[Spambayes-checkins]
spambayes Options.py,1.5,1.6 bayes.ini,1.2,1.3 tokenizer.py,1.13,1.14
Tim Peters
tim_one@users.sourceforge.net
Tue, 10 Sep 2002 09:02:45 -0700
Update of /cvsroot/spambayes/spambayes
In directory usw-pr-cvs1:/tmp/cvs-serv30619
Modified Files:
Options.py bayes.ini tokenizer.py
Log Message:
Added option Tokenizer/count_all_header_lines. Defaults to False. You
can override by creating a bayescustomize.ini. When True, the
safe_headers option is ignored and Anthony's code to count *all* header
lines is used instead. This is almost certainly a Good Thing to do if
your ham and spam come from the same source, and almost certainly a
Bad Thing to do if they're from different sources (too many clues about
the source are likely to appear in the header-line counts).
Index: Options.py
===================================================================
RCS file: /cvsroot/spambayes/spambayes/Options.py,v
retrieving revision 1.5
retrieving revision 1.6
diff -C2 -d -r1.5 -r1.6
*** Options.py 10 Sep 2002 01:53:12 -0000 1.5
--- Options.py 10 Sep 2002 16:02:40 -0000 1.6
***************
*** 18,21 ****
--- 18,22 ----
'Tokenizer': {'retain_pure_html_tags': boolean_cracker,
'safe_headers': ('get', lambda s: Set(s.split())),
+ 'count_all_header_lines': boolean_cracker,
},
'TestDriver': {'nbuckets': int_cracker,
***************
*** 28,32 ****
'show_histograms': boolean_cracker,
'show_best_discriminators': boolean_cracker,
! }
}
--- 29,33 ----
'show_histograms': boolean_cracker,
'show_best_discriminators': boolean_cracker,
! },
}
Index: bayes.ini
===================================================================
RCS file: /cvsroot/spambayes/spambayes/bayes.ini,v
retrieving revision 1.2
retrieving revision 1.3
diff -C2 -d -r1.2 -r1.3
*** bayes.ini 10 Sep 2002 00:06:37 -0000 1.2
--- bayes.ini 10 Sep 2002 16:02:41 -0000 1.3
***************
*** 5,14 ****
retain_pure_html_tags: False
! # tokenizer.Tokenizer.tokenize_headers() generates tokens just counting
! # the number of instances of the headers in this set, in a case-sensitive
! # way.
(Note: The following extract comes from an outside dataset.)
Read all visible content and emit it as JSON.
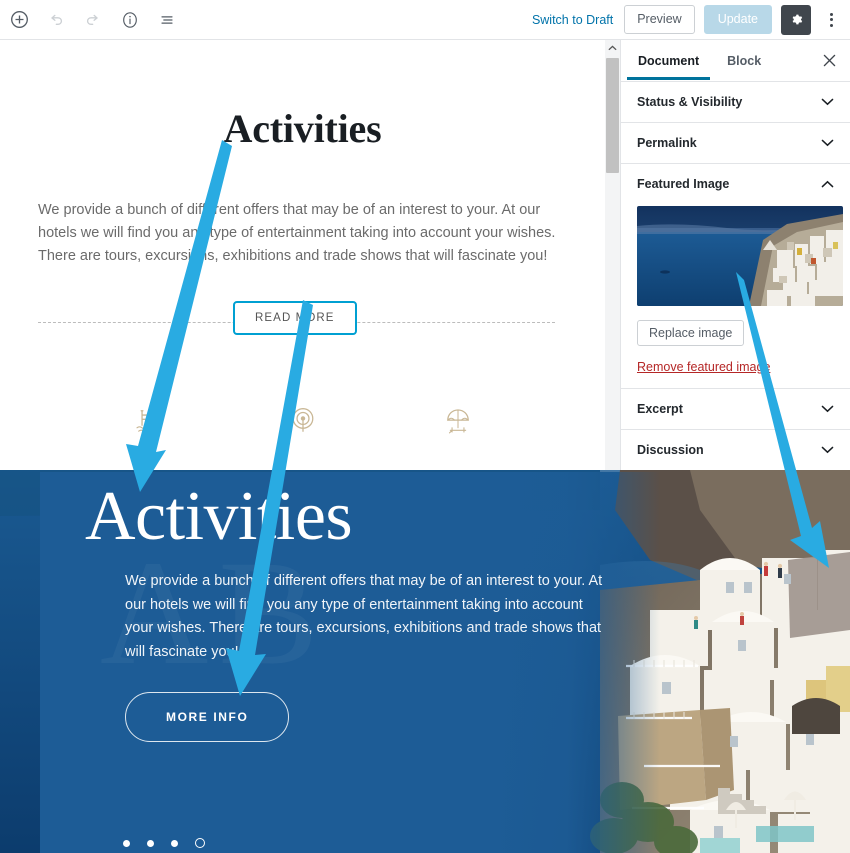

Depending on data collection, some headers aren't safe to count.
# For example, if ham is collected from a mailing list but spam from your
# regular inbox traffic, the presence of a header like List-Info will be a
! # very strong ham clue, but a bogus one.
safe_headers: abuse-reports-to
date
--- 5,22 ----
retain_pure_html_tags: False
! # Generate tokens just counting the number of instances of each kind of
! # header line, in a case-sensitive way.
! #
! # Depending on data collection, some headers aren't safe to count.
# For example, if ham is collected from a mailing list but spam from your
# regular inbox traffic, the presence of a header like List-Info will be a
! # very strong ham clue, but a bogus one. In that case, set
! # count_all_header_lines to False, and adjust safe_headers instead.
!
! count_all_header_lines: False
!
! # Like count_all_header_lines, but restricted to headers in this list.
! # safe_headers is ignored when count_all_header_lines is true.
!
safe_headers: abuse-reports-to
date
Index: tokenizer.py
===================================================================
RCS file: /cvsroot/spambayes/spambayes/tokenizer.py,v
retrieving revision 1.13
retrieving revision 1.14
diff -C2 -d -r1.13 -r1.14
*** tokenizer.py 9 Sep 2002 20:37:14 -0000 1.13
--- tokenizer.py 10 Sep 2002 16:02:41 -0000 1.14
***************
*** 839,870 ****
yield 'received:' + tok
! # XXX Following is a great idea due to Anthony Baxter. I can't use it
! # XXX on my test data because the header lines are so different between
! # XXX my ham and spam that it makes a large improvement for bogus
! # XXX reasons. So it's commented out. But it's clearly a good thing
! # XXX to do on "normal" data, and subsumes the Organization trick above
! # XXX in a much more general way, yet at comparable cost.
!
! # X-UIDL:
! # Anthony Baxter's idea. This has spamprob 0.99! The value
! # is clearly irrelevant, just the presence or absence matters.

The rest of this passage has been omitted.